A ransomware attack by the BlackMatter gang forced New Cooperative, an association of Iowa corn and soy farmers, to take their systems offline but it said it created workarounds to receive grain and distribute feed, a person close to the business said.
Member-owned New Cooperative said in a statement that the attack was “successfully contained” and that it had quickly notified law enforcement. It said it took its systems offline out of “an abundance of caution” and was working with data security professionals to quickly remedy the situation. It did not specify when the ransomware was activated.
The attack hit just as Iowa's corn and soy harvesting is getting under way.
Security researcher Allan Liska of Recorded Future said the criminals demanded a $5.9 million ransom for a decryptor key to unlock files they scrambled. He said a sample of their malware was uploaded to a research site either late Friday or early Saturday.
Security researchers believe BlackMatter may be a reconstituted version of the ransomware syndicate DarkSide that disrupted the Colonial Pipeline last spring then announced it was disbanding.

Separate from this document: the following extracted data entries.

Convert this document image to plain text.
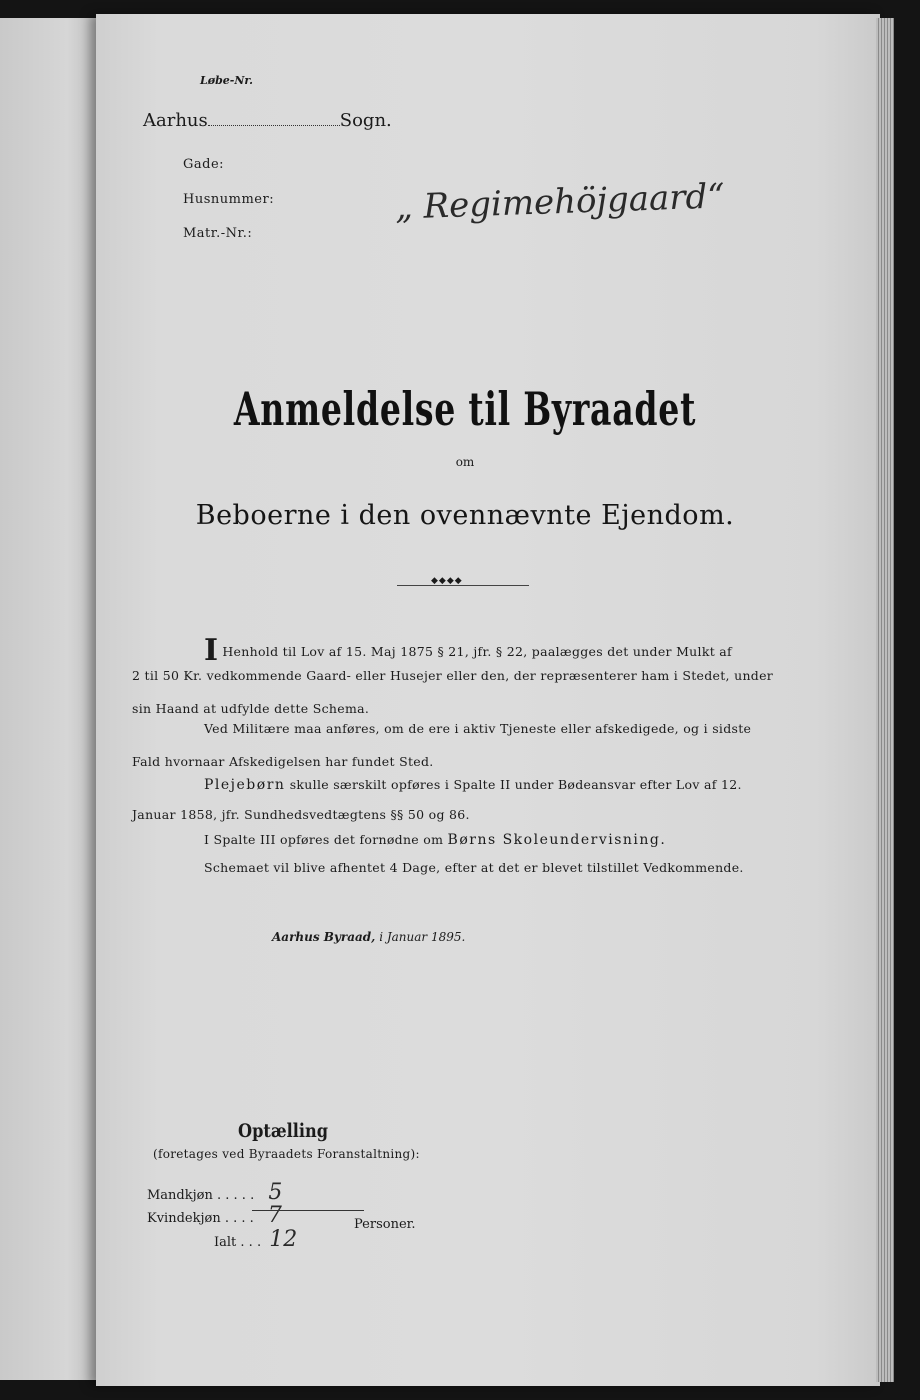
Løbe-Nr.
Aarhus	Sogn.
Gade:
Husnummer:
Matr.-Nr.:
„ Regimehöjgaard“
Anmeldelse til Byraadet
om
Beboerne i den ovennævnte Ejendom.
◆◆◆◆
I Henhold til Lov af 15. Maj 1875 § 21, jfr. § 22, paalægges det under Mulkt af
2 til 50 Kr. vedkommende Gaard- eller Husejer eller den, der repræsenterer ham i Stedet, under
sin Haand at udfylde dette Schema.
Ved Militære maa anføres, om de ere i aktiv Tjeneste eller afskedigede, og i sidste
Fald hvornaar Afskedigelsen har fundet Sted.
Plejebørn skulle særskilt opføres i Spalte II under Bødeansvar efter Lov af 12.
Januar 1858, jfr. Sundhedsvedtægtens §§ 50 og 86.
I Spalte III opføres det fornødne om Børns Skoleundervisning.
Schemaet vil blive afhentet 4 Dage, efter at det er blevet tilstillet Vedkommende.
Aarhus Byraad, i Januar 1895.
Optælling
(foretages ved Byraadets Foranstaltning):
Mandkjøn . . . . . 5
Kvindekjøn . . . . 7
Ialt . . . 12
Personer.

BlackMatter claims on its darkweb site not to target critical infrastructure, though many would argue that New Cooperative is exactly that because it provides feed to livestock.
In a post on its darkweb site, BlackMatter threatened to publish 1 terabyte of data it claimed to have stolen from New Cooperative if its ransom demand was not paid by Saturday.
The person close to New Cooperative with knowledge of the case, speaking on condition they not be further identified, would not say whether a ransom was paid.
Based in Fort Dodge, Iowa, New Cooperative stores and markets the grain it collects and offers feed, fertilizer, crop protection and seed, according to its LinkedIn site.